O apagão elétrico na metade do País, em novembro de 2009, não é “acidente” nesse sentido de que se a manutenção correta de uma rede elétrica não é feita de maneira a respeitar os requisitos de seu funcionamento, dita rede só pode acabar apagando.
De modo que não é de um “risco” que se trata, quando os responsáveis pela rede (concessionárias, Aneel, outros) deixam de cumprir ou fazer cumprir o respeito às normas de funcionamento: é uma decisão deliberada, geralmente tomada em função dos lucros econômicos esperados, e que ignora deliberadamente que a necessária conseqüência do descumprimento das normas será um “acidente”.
Se existe um “estudo elaborado pelo Operador Nacional do Sistema Elétrico –ONS- para o período 2008-2011, [que] identificou 179 disjuntores superados, que precisam ser substituídos, e outros 211 em estado de alerta, próximos da superação, no linhão de transmissão da energia, a questão relativa à garantia de funcionamento da rede não é de saber se poderá haver um apagão, mas quando haverá.
“Proteger o meio ambiente” exige comportamentos que nossas sociedades não querem enfrentar, obnubiladas que são pela satisfação de seus desejos em prazos curtos e a “custo” reduzido.

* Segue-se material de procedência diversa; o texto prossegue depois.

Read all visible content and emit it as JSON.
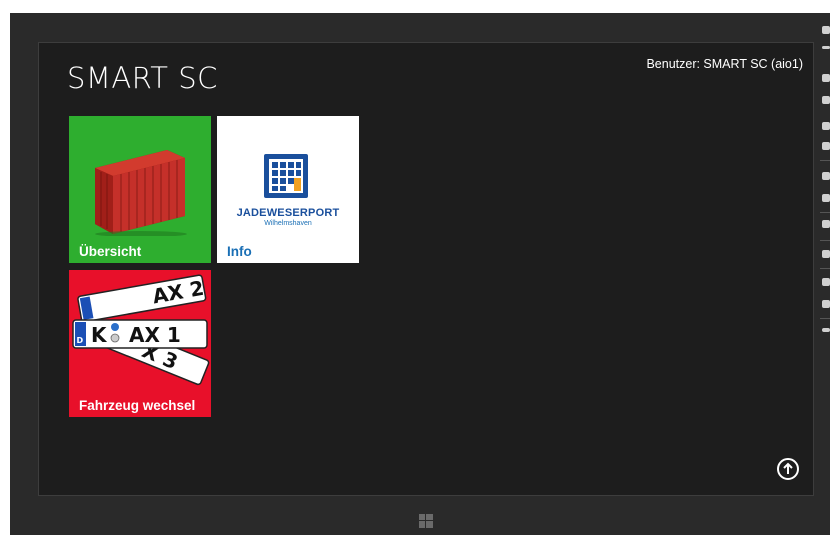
{
  "app": {
    "title": "SMART SC",
    "user_label": "Benutzer: SMART SC (aio1)"
  },
  "tiles": [
    {
      "label": "Übersicht",
      "color": "#2eae2f",
      "icon": "shipping-container-icon"
    },
    {
      "label": "Info",
      "color": "#ffffff",
      "icon": "jadeweserport-logo",
      "logo_text": "JadeWeserPort",
      "logo_subtext": "Wilhelmshaven"
    },
    {
      "label": "Fahrzeug wechsel",
      "color": "#e8102a",
      "icon": "license-plates-icon",
      "plate_texts": [
        "AX 2",
        "K",
        "AX 1",
        "X 3",
        "D"
      ]
    }
  ],
  "controls": {
    "scroll_up_icon": "arrow-up-circle-icon",
    "windows_icon": "windows-logo-icon"
  },
  "colors": {
    "background": "#1d1d1d",
    "bezel": "#2a2a2a",
    "accent_link": "#1a6fb5"
  }
}
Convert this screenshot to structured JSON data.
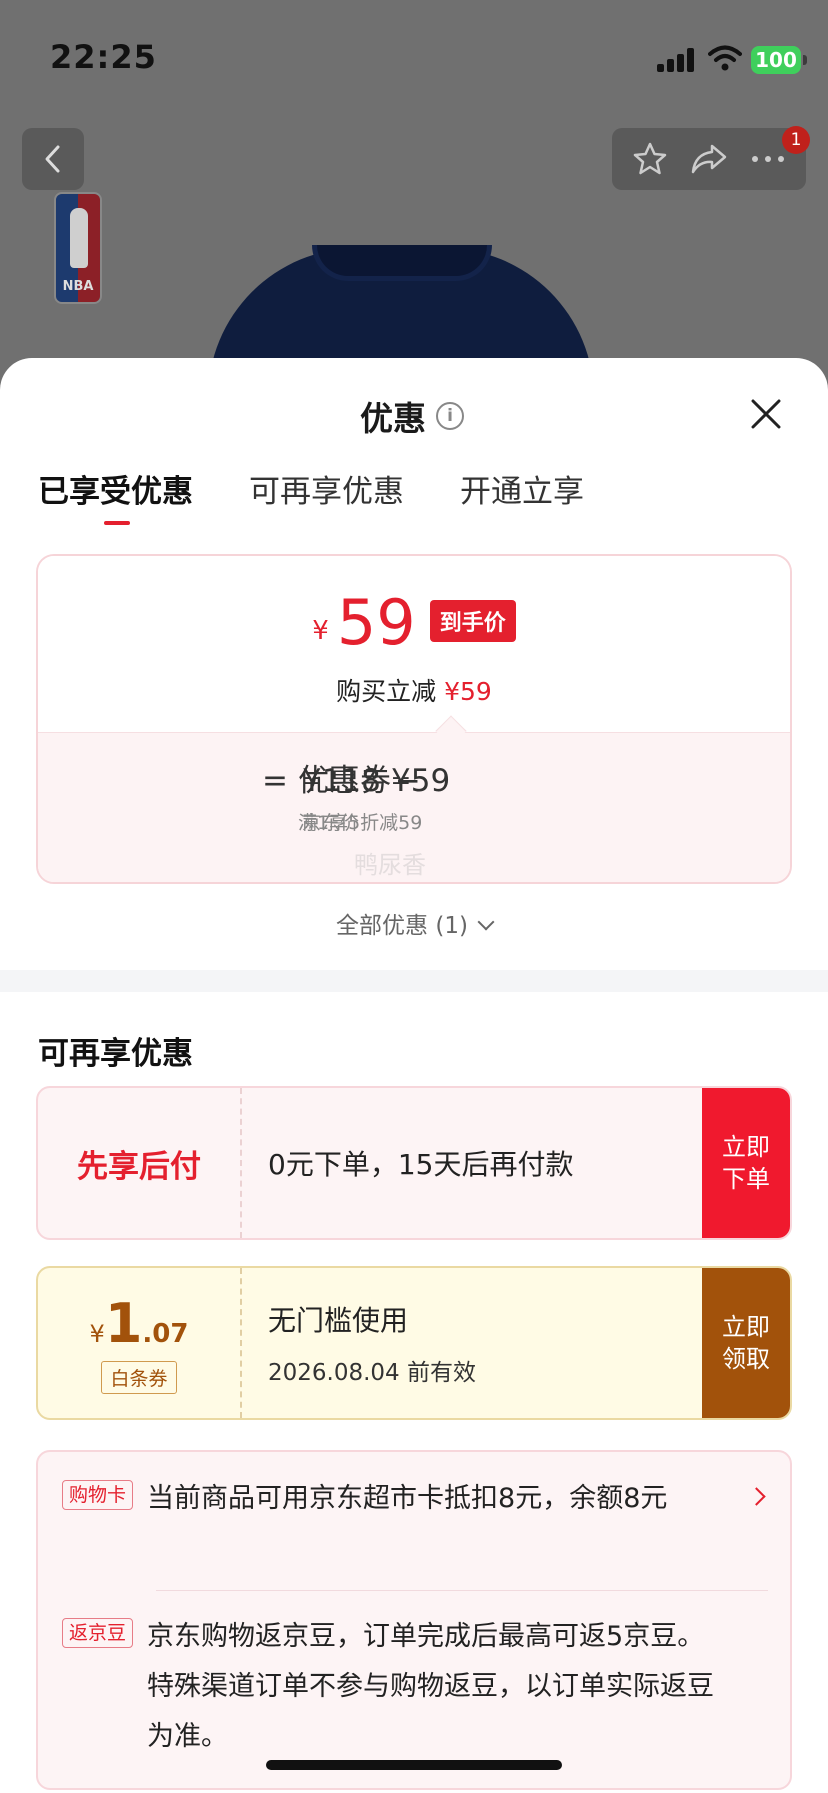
{
  "status_bar": {
    "time": "22:25",
    "battery": "100"
  },
  "product_nav": {
    "badge_count": "1",
    "logo_text": "NBA"
  },
  "sheet": {
    "title": "优惠",
    "tabs": [
      {
        "label": "已享受优惠",
        "active": true
      },
      {
        "label": "可再享优惠",
        "active": false
      },
      {
        "label": "开通立享",
        "active": false
      }
    ]
  },
  "price_card": {
    "currency": "¥",
    "price": "59",
    "price_tag": "到手价",
    "reduce_label": "购买立减",
    "reduce_value": "¥59",
    "equals": "=",
    "minus": "−",
    "base_price": "¥118",
    "base_caption": "京东价",
    "coupon_value": "优惠券¥59",
    "coupon_caption": "满1享5折减59",
    "watermark": "鸭尿香"
  },
  "all_discounts": "全部优惠 (1)",
  "section_title": "可再享优惠",
  "offers": {
    "pay_later": {
      "label": "先享后付",
      "desc": "0元下单，15天后再付款",
      "action": "立即下单"
    },
    "baitiao": {
      "currency": "¥",
      "amount_int": "1",
      "amount_dec": ".07",
      "tag": "白条券",
      "desc": "无门槛使用",
      "valid": "2026.08.04 前有效",
      "action": "立即领取"
    }
  },
  "info": {
    "shopping_card": {
      "tag": "购物卡",
      "text": "当前商品可用京东超市卡抵扣8元，余额8元"
    },
    "jd_beans": {
      "tag": "返京豆",
      "text": "京东购物返京豆，订单完成后最高可返5京豆。特殊渠道订单不参与购物返豆，以订单实际返豆为准。"
    }
  },
  "colors": {
    "accent_red": "#e4202e",
    "action_red": "#f0192e",
    "baitiao_brown": "#a2520b",
    "battery_green": "#3fcf5c"
  }
}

Proteger o meio ambiente não tem custo reduzido. Além de requerer investimentos pesados, a “proteção do meio ambiente” não passa necessariamente por uma questão de custos econômicos. Mas essas questões, quando levantadas, são respondidas unilateral e fulminantemente por pessoas que possuem condições de impor suas decisões, por ação ou omissão.
Observatório Eco: Um conselho para os seus alunos que o senhor não se cansa de dizer?

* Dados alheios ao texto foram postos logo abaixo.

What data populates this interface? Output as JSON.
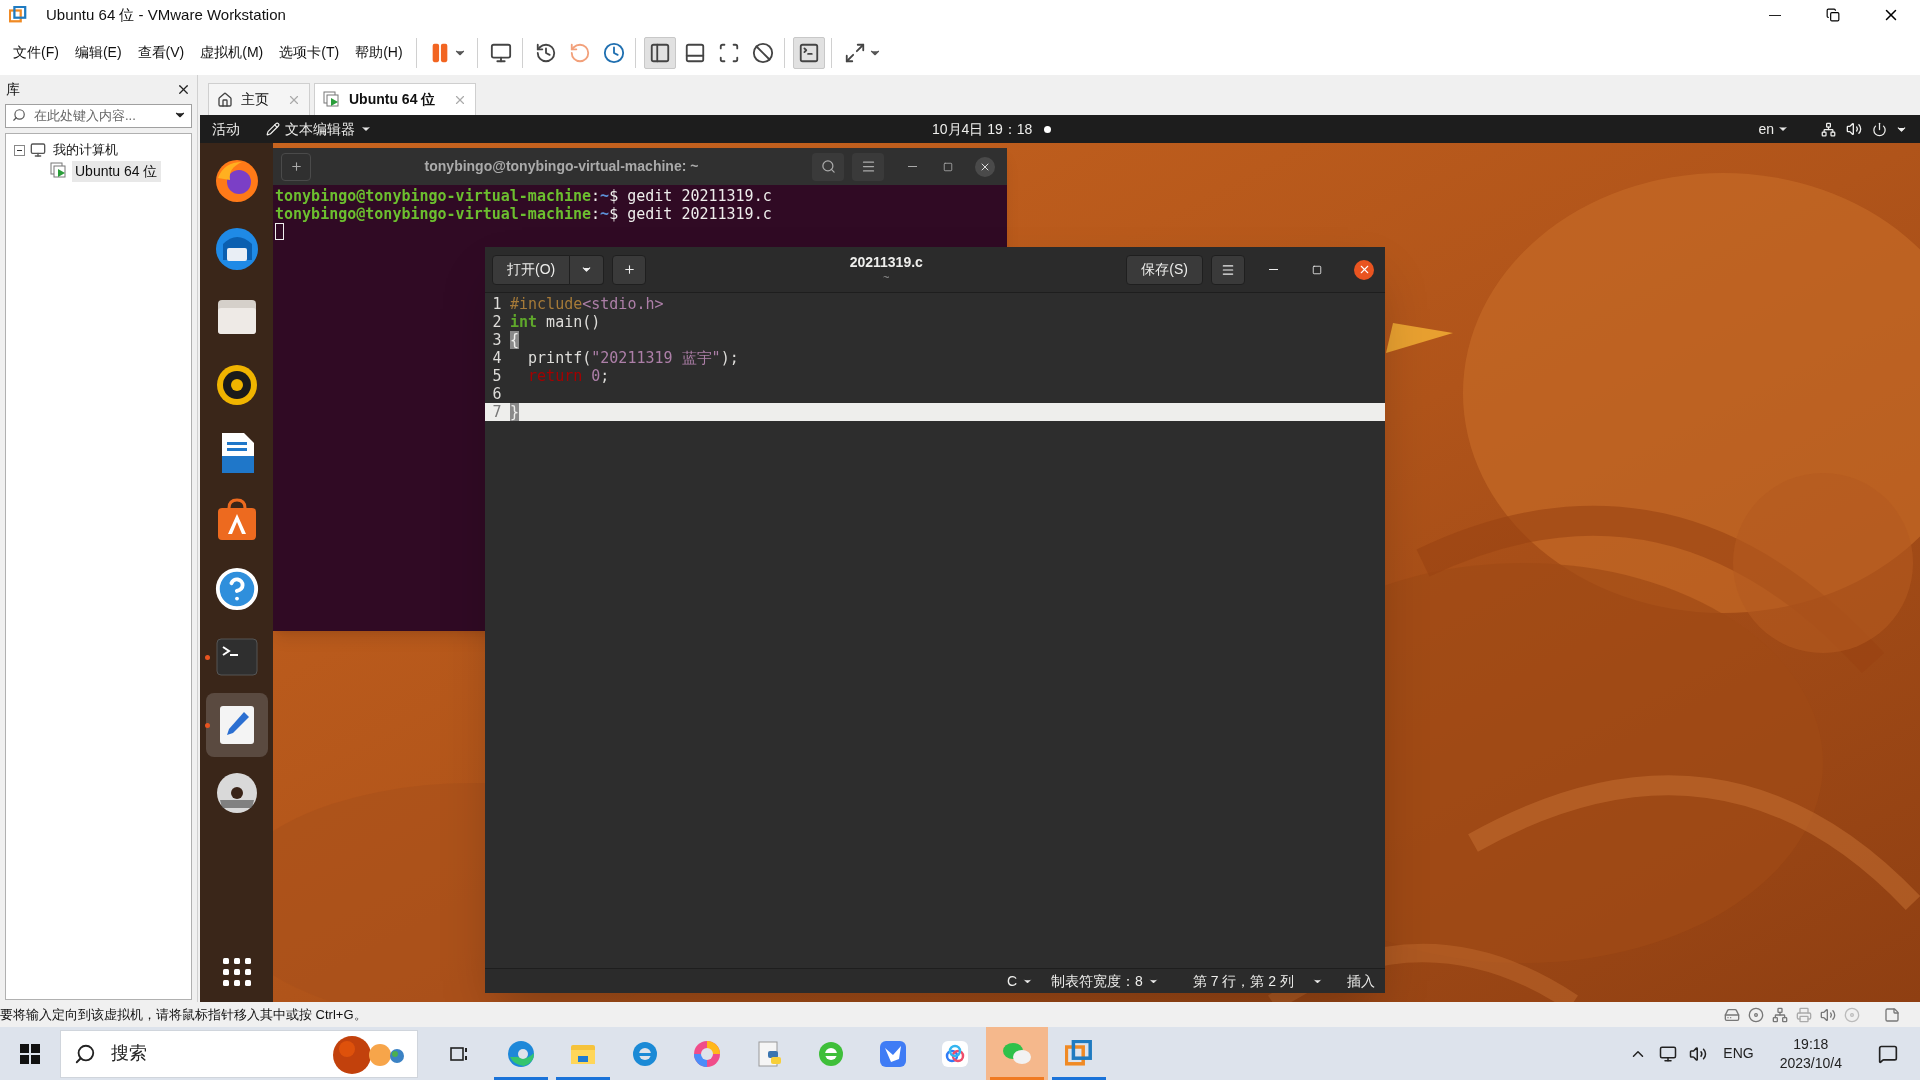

Christian Guy Caubet: Não pratico orientações reducionistas, em particular no âmbito da metodologia. Se fosse possível resolver nossos problemas com o acervo legal disponível, isso já teria sido feito. De modo que as orientações incluem observações como: faça um levantamento do problema antes de buscar a solução na lei e busquem agregar todos os interessados na solução do problema para garantir êxito.
Conforme Albert Einstein, “não se resolve um problema com os modos de pensamento que o engendraram”. Assim, em primeiro lugar, os problemas de recursos hídricos são de natureza política. Em segundo lugar, são de natureza política e, em terceiro lugar, são de natureza política. Depois, buscam-se recursos econômicos, de engenharia e outros, para implementar o que foi decidido a portas fechadas.
Nota: 1Segundo matéria : PEREIRA, Renée. Estudo aponta uso de peças obsoletas. O Estado de São Paulo. 21/11/2009, p.B1.